” Rappel de l'ambassade américaine, juge Woe”

Ehat Miftaraj de l'Institut Démocratique du Kosovo (IKD) a déclaré que le retrait de l'ambassade américaine (SHBA) du processus de surveillance de l'élection de nouveaux membres au Conseil du Procureur du Kosovo, ainsi que de l'élection des procureurs en chef, est un malheur pour le système judiciaire. “Une fois Amatsia a également été attiré, immédiatement [...]
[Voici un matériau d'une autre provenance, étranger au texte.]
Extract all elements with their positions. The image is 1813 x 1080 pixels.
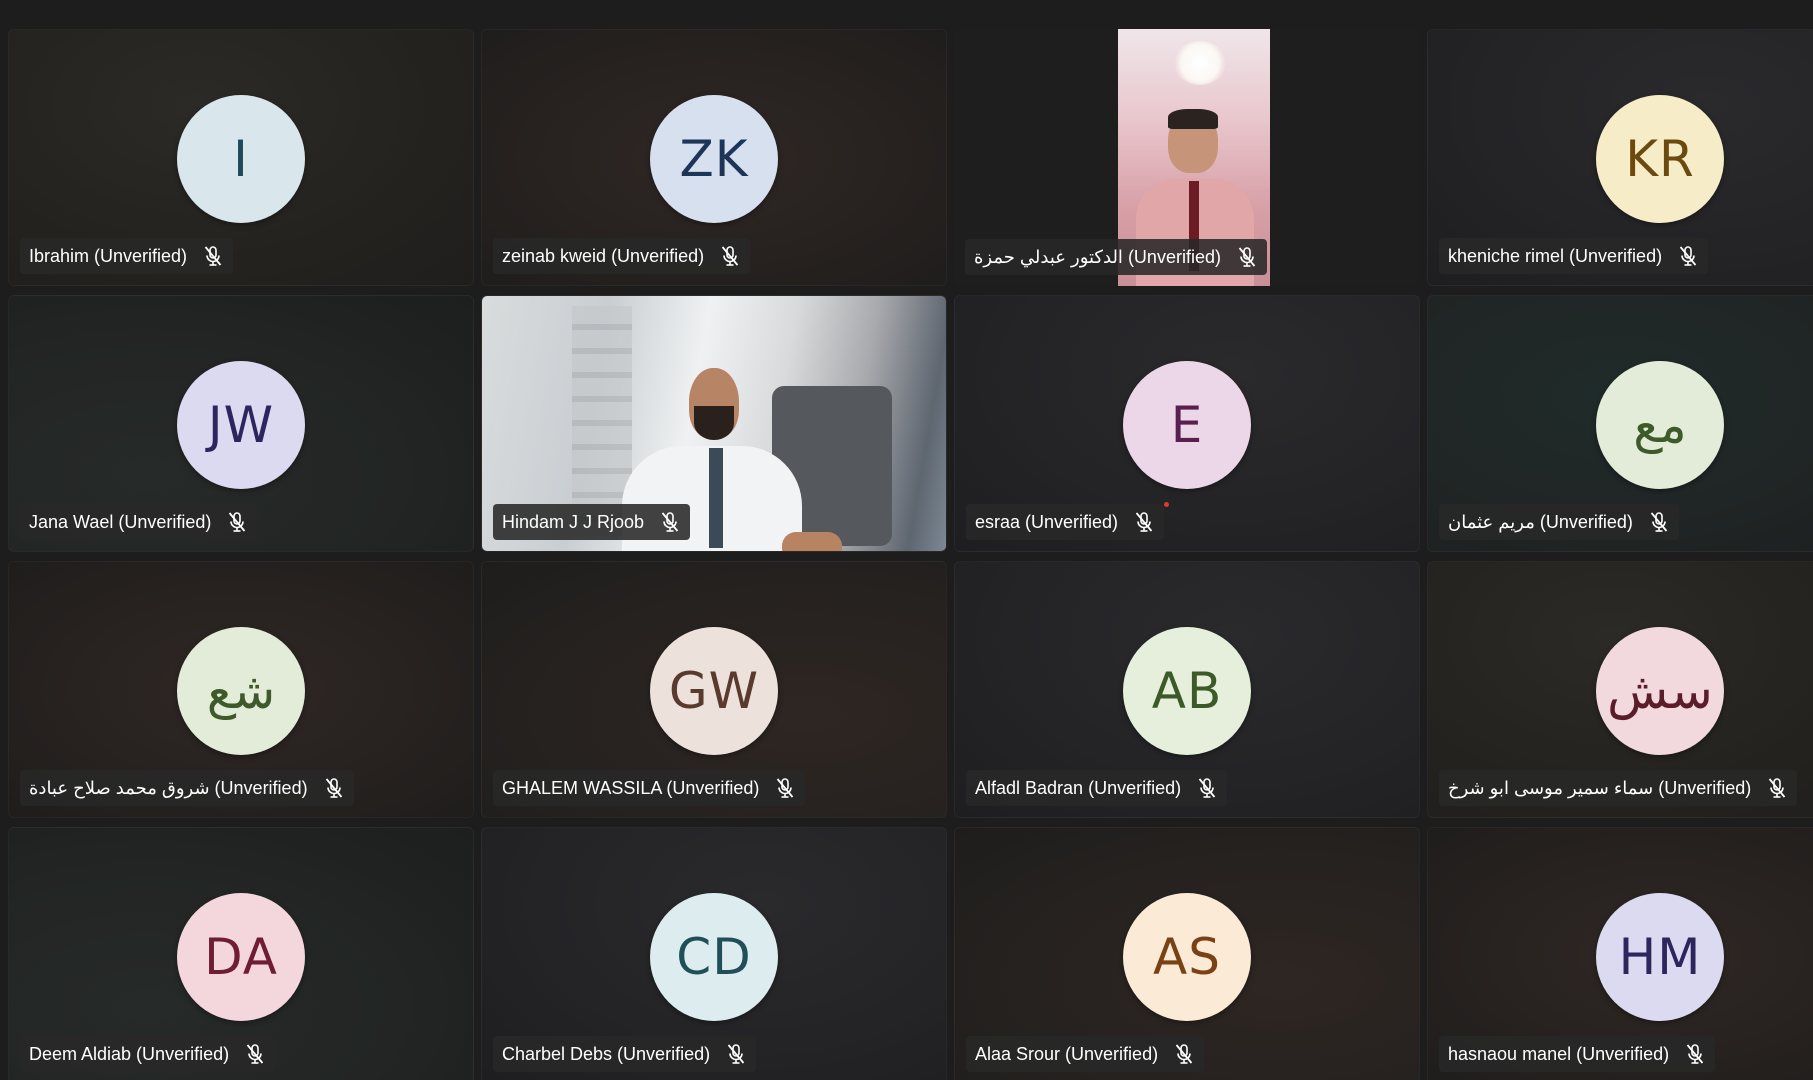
- participant-avatar: شع: [177, 627, 305, 755]
- participant-tile[interactable]: سش سماء سمير موسى ابو شرخ (Unverified): [1427, 561, 1813, 818]
- participant-name: Alaa Srour (Unverified): [975, 1043, 1159, 1064]
- participant-tile[interactable]: GW GHALEM WASSILA (Unverified): [481, 561, 947, 818]
- participant-name-label: Hindam J J Rjoob: [493, 504, 691, 540]
- mic-off-icon: [1678, 245, 1698, 267]
- participant-name: esraa (Unverified): [975, 511, 1119, 532]
- participant-tile[interactable]: I Ibrahim (Unverified): [8, 29, 474, 286]
- participant-tile[interactable]: AB Alfadl Badran (Unverified): [954, 561, 1420, 818]
- participant-tile[interactable]: HM hasnaou manel (Unverified): [1427, 827, 1813, 1080]
- participant-avatar: E: [1123, 361, 1251, 489]
- participant-name-label: Deem Aldiab (Unverified): [20, 1036, 276, 1072]
- participant-name-label: سماء سمير موسى ابو شرخ (Unverified): [1439, 770, 1798, 806]
- mic-off-icon: [227, 511, 247, 533]
- mic-off-icon: [324, 777, 344, 799]
- participant-name: Charbel Debs (Unverified): [502, 1043, 711, 1064]
- participant-tile[interactable]: Hindam J J Rjoob: [481, 295, 947, 552]
- participant-avatar: CD: [650, 893, 778, 1021]
- participant-name: شروق محمد صلاح عبادة (Unverified): [29, 777, 308, 798]
- participant-name-label: zeinab kweid (Unverified): [493, 238, 751, 274]
- mic-off-icon: [1134, 511, 1154, 533]
- participant-name-label: Alaa Srour (Unverified): [966, 1036, 1205, 1072]
- participant-avatar: I: [177, 95, 305, 223]
- mic-off-icon: [1649, 511, 1669, 533]
- mic-off-icon: [245, 1043, 265, 1065]
- participant-avatar: AB: [1123, 627, 1251, 755]
- mic-off-icon: [1174, 1043, 1194, 1065]
- participant-name-label: Ibrahim (Unverified): [20, 238, 234, 274]
- participant-name: سماء سمير موسى ابو شرخ (Unverified): [1448, 777, 1752, 798]
- participant-avatar: JW: [177, 361, 305, 489]
- participant-tile[interactable]: JW Jana Wael (Unverified): [8, 295, 474, 552]
- participant-tile[interactable]: Eesraa (Unverified): [954, 295, 1420, 552]
- mic-off-icon: [660, 511, 680, 533]
- participant-name: Deem Aldiab (Unverified): [29, 1043, 230, 1064]
- mic-off-icon: [720, 245, 740, 267]
- participant-name-label: الدكتور عبدلي حمزة (Unverified): [965, 239, 1267, 275]
- participant-name-label: Charbel Debs (Unverified): [493, 1036, 757, 1072]
- participant-avatar: مع: [1596, 361, 1724, 489]
- participant-tile[interactable]: KR kheniche rimel (Unverified): [1427, 29, 1813, 286]
- participant-name-label: شروق محمد صلاح عبادة (Unverified): [20, 770, 354, 806]
- participant-tile[interactable]: AS Alaa Srour (Unverified): [954, 827, 1420, 1080]
- participant-name-label: esraa (Unverified): [966, 504, 1165, 540]
- mic-off-icon: [1685, 1043, 1705, 1065]
- participant-name: zeinab kweid (Unverified): [502, 245, 705, 266]
- participant-name: Jana Wael (Unverified): [29, 511, 212, 532]
- participant-avatar: GW: [650, 627, 778, 755]
- participant-avatar: HM: [1596, 893, 1724, 1021]
- participant-tile[interactable]: شع شروق محمد صلاح عبادة (Unverified): [8, 561, 474, 818]
- participant-name-label: Alfadl Badran (Unverified): [966, 770, 1228, 806]
- participant-name-label: hasnaou manel (Unverified): [1439, 1036, 1716, 1072]
- participant-avatar: KR: [1596, 95, 1724, 223]
- participant-tile[interactable]: ZK zeinab kweid (Unverified): [481, 29, 947, 286]
- participant-name: hasnaou manel (Unverified): [1448, 1043, 1670, 1064]
- participant-name: kheniche rimel (Unverified): [1448, 245, 1663, 266]
- participant-tile[interactable]: DA Deem Aldiab (Unverified): [8, 827, 474, 1080]
- participant-tile[interactable]: الدكتور عبدلي حمزة (Unverified): [954, 29, 1420, 286]
- mic-off-icon: [726, 1043, 746, 1065]
- participant-name-label: مريم عثمان (Unverified): [1439, 504, 1679, 540]
- participant-avatar: AS: [1123, 893, 1251, 1021]
- participant-avatar: ZK: [650, 95, 778, 223]
- mic-off-icon: [1767, 777, 1787, 799]
- participant-name: مريم عثمان (Unverified): [1448, 511, 1633, 532]
- participant-name: Hindam J J Rjoob: [502, 511, 645, 532]
- participant-avatar: سش: [1596, 627, 1724, 755]
- participant-name: Alfadl Badran (Unverified): [975, 777, 1182, 798]
- participant-name-label: Jana Wael (Unverified): [20, 504, 258, 540]
- meeting-gallery-view: I Ibrahim (Unverified) ZK zeinab kweid (Unv…: [0, 0, 1813, 1080]
- participant-name: الدكتور عبدلي حمزة (Unverified): [974, 246, 1221, 267]
- mic-off-icon: [1237, 246, 1257, 268]
- participant-name-label: kheniche rimel (Unverified): [1439, 238, 1709, 274]
- mic-off-icon: [203, 245, 223, 267]
- participant-tile[interactable]: مع مريم عثمان (Unverified): [1427, 295, 1813, 552]
- participant-tile[interactable]: CD Charbel Debs (Unverified): [481, 827, 947, 1080]
- participant-name-label: GHALEM WASSILA (Unverified): [493, 770, 806, 806]
- activity-dot-icon: [1164, 502, 1169, 507]
- participant-name: GHALEM WASSILA (Unverified): [502, 777, 760, 798]
- participant-name: Ibrahim (Unverified): [29, 245, 188, 266]
- mic-off-icon: [1197, 777, 1217, 799]
- participant-avatar: DA: [177, 893, 305, 1021]
- mic-off-icon: [775, 777, 795, 799]
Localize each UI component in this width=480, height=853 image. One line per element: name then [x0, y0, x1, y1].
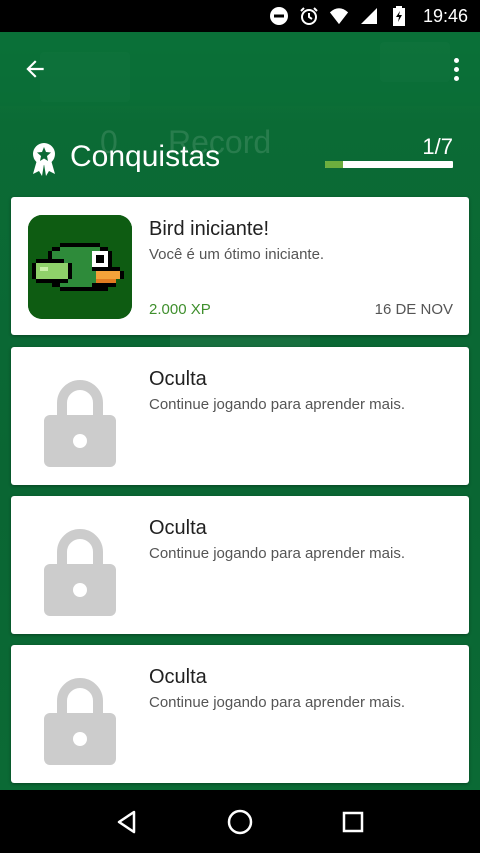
back-triangle-icon[interactable]: [107, 802, 147, 842]
lock-icon: [28, 365, 132, 469]
arrow-back-icon[interactable]: [22, 56, 48, 82]
achievements-header: Conquistas 1/7: [0, 132, 480, 188]
achievement-card[interactable]: Oculta Continue jogando para aprender ma…: [11, 347, 469, 485]
progress-count: 1/7: [422, 134, 453, 159]
battery-icon: [389, 6, 409, 26]
achievement-xp: 2.000 XP: [149, 301, 211, 318]
system-nav-bar: [0, 790, 480, 853]
achievement-description: Você é um ótimo iniciante.: [149, 246, 325, 263]
status-bar: 19:46: [0, 0, 480, 32]
achievement-card[interactable]: Oculta Continue jogando para aprender ma…: [11, 496, 469, 634]
achievement-title: Oculta: [149, 368, 207, 390]
page-title: Conquistas: [70, 140, 221, 173]
lock-icon: [28, 663, 132, 767]
achievement-description: Continue jogando para aprender mais.: [149, 694, 406, 711]
achievement-title: Oculta: [149, 666, 207, 688]
do-not-disturb-icon: [269, 6, 289, 26]
achievement-card[interactable]: Oculta Continue jogando para aprender ma…: [11, 645, 469, 783]
lock-icon: [28, 514, 132, 618]
achievement-date: 16 DE NOV: [374, 301, 453, 318]
alarm-icon: [299, 6, 319, 26]
recents-square-icon[interactable]: [333, 802, 373, 842]
status-time: 19:46: [422, 5, 468, 26]
achievement-title: Oculta: [149, 517, 207, 539]
cell-signal-icon: [359, 6, 379, 26]
progress-bar-fill: [325, 161, 343, 168]
achievement-description: Continue jogando para aprender mais.: [149, 396, 406, 413]
progress-bar: [325, 161, 453, 168]
pixel-bird-icon: [28, 215, 132, 319]
toolbar: [0, 32, 480, 106]
achievement-description: Continue jogando para aprender mais.: [149, 545, 406, 562]
wifi-icon: [329, 6, 349, 26]
home-circle-icon[interactable]: [220, 802, 260, 842]
more-vert-icon[interactable]: [448, 57, 464, 81]
achievement-card[interactable]: Bird iniciante! Você é um ótimo iniciant…: [11, 197, 469, 335]
award-ribbon-icon: [30, 142, 58, 181]
achievement-title: Bird iniciante!: [149, 218, 270, 240]
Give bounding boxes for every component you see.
Ehat Miftaraj de l'Institut Démocratique du Kosovo (IKD) a déclaré que le retrait de l'ambassade américaine (SHBA) du processus de surveillance de l'élection de nouveaux membres au Conseil du Procureur du Kosovo, ainsi que de l'élection des procureurs en chef, est un malheur pour le système judiciaire.
“Après le retrait des deux Amaziah, quelques jours seulement après la publication du rapport d'étape par la Commission européenne montre la politisation de ce système, a montré que ce système n'offre pas justice et qu'un problème a été créé pour le Kosovo”.
“Aujourd'hui, une façon d'attirer l'ambassade a donné le cachet que le Conseil des procureurs du Kosovo (KPK) même en 2020 est une vieille politique et processus de savoir qui sera le nouveau membre du KPK”.
Cette action de l'ambassade a donné le point à ce que nous aimons l'Institut pour la justice du Kosovo, mais de nombreuses organisations non gouvernementales ont dit que le système de justice dans le pays a glissé dans un État saisi, où les institutions qui devraient garantir les droits et libertés des citoyens reviennent à leurs plus grands contrevenants”.
Miftaraj a déclaré que le système des poursuites au Kosovo est devenu un système saisi.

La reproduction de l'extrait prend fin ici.